On Tue, Sep 18, 2001 at 11:08:22PM -0700, Justin Erenkrantz wrote:
> FWIW, in my tests on the Solaris 8/MP box, worker MPM is close enough
> to prefork where you can call it a dead heat.
>
> Flood results are at:
>
> http://www.apache.org/~jerenkrantz/mpm-flood-relative.tar.bz2
I compiled this data into a nifty little graph (a histogram):
http://www.clove.org/~aaron/workers_comp.png
Details (from what Justin told me):
225000 hits, 25 simultaneous clients, 9 URLs/hits per keepalive request
prefork-relative - prefork MPM with default config
-- total avg. 1037.703 r/s
worker-relative - worker MPM with 3 children, 35 threads each
-- total avg. 1050.023 r/s
worker-relative-one - worker MPM with 1 child, 35 threads
-- total avg. 1035.983 r/s
Observation:
Don't be deceived by this graph, the overall requests/second are almost
identical. I deliberately zoomed in to this vertical range in the graph
to make an observation. You'll notice that the single-child worker
starts out the slowest, and after about 20 seconds later (really 20,000
requests, only ~1/9th of which were new socket connections due to the
keepalive setting) it catches up to the 3-child version of worker. This
is probably due to the fact that the LWP creation agent (the one Justin
and I talked about so tirelessly in that awful setconcurrency() thread)

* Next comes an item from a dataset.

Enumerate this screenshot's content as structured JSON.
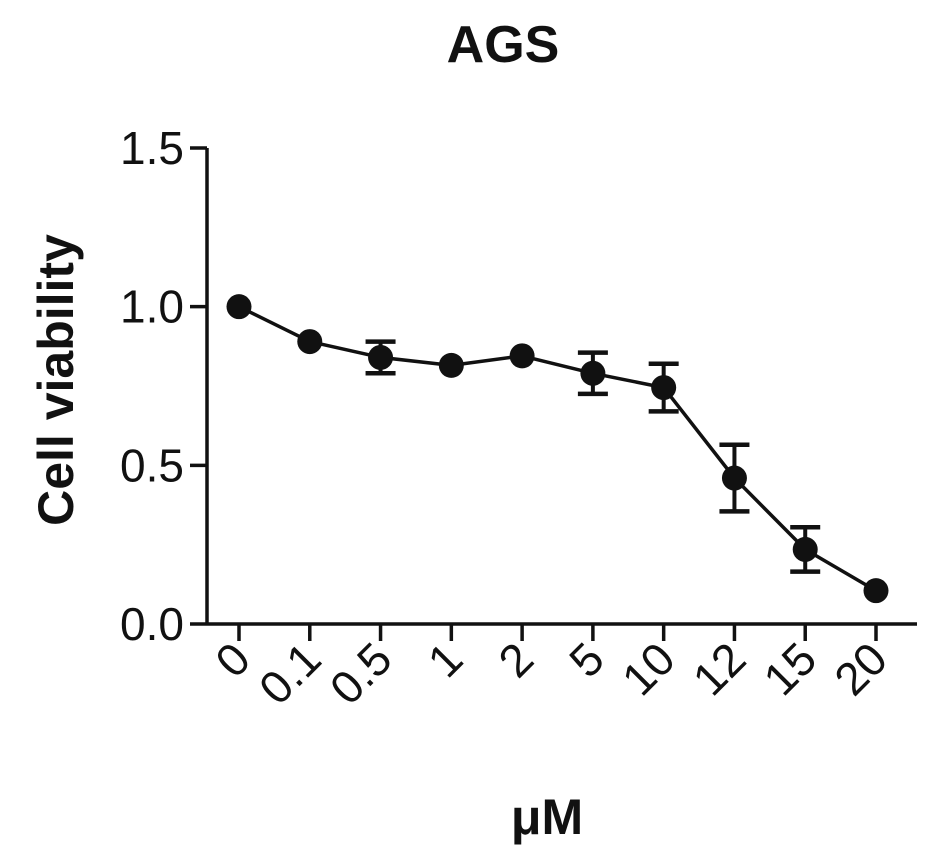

hasn't yet created enough LWPs to get scheduled on the second CPU. It
has yet to be seen if this "ramp-up" is more dramatic or is negligible
on larger MP machines.
General Questions:
- Child processes may have threads running across multiple CPUs. They
each share memory between processes, and even more significantly
between threads in the same process. Given this scenario and my relative
naivete' with SMP architectures, how worried should we be about cache
invalidation for these hevily accesses regions of shared memory? We
don't want to end up in a scenario where the threads of a single
process are spread across multiple CPUs, and those CPUs go around
invalidating each other's caches when they update this shared memory
space. I'm thinking that the best way to avoid this is to hope that
the kernel is smart enough to keep threads together on the same CPU
if possible, and by purposefully keeping the number of child processes
at a multiple of the number of CPUs in the system. Is this even close
to a valid argument?
- Justin mentioned that he observed much higher load on the worker tests
compared to the prefork tests. Something on the order of ~8 for the
worker case, and ~3-4 for prefork was discussed. Can someone explain
to us why this might be happening? It obviously didn't impact
performance negatively, since the worker performed slightly better.
-aaron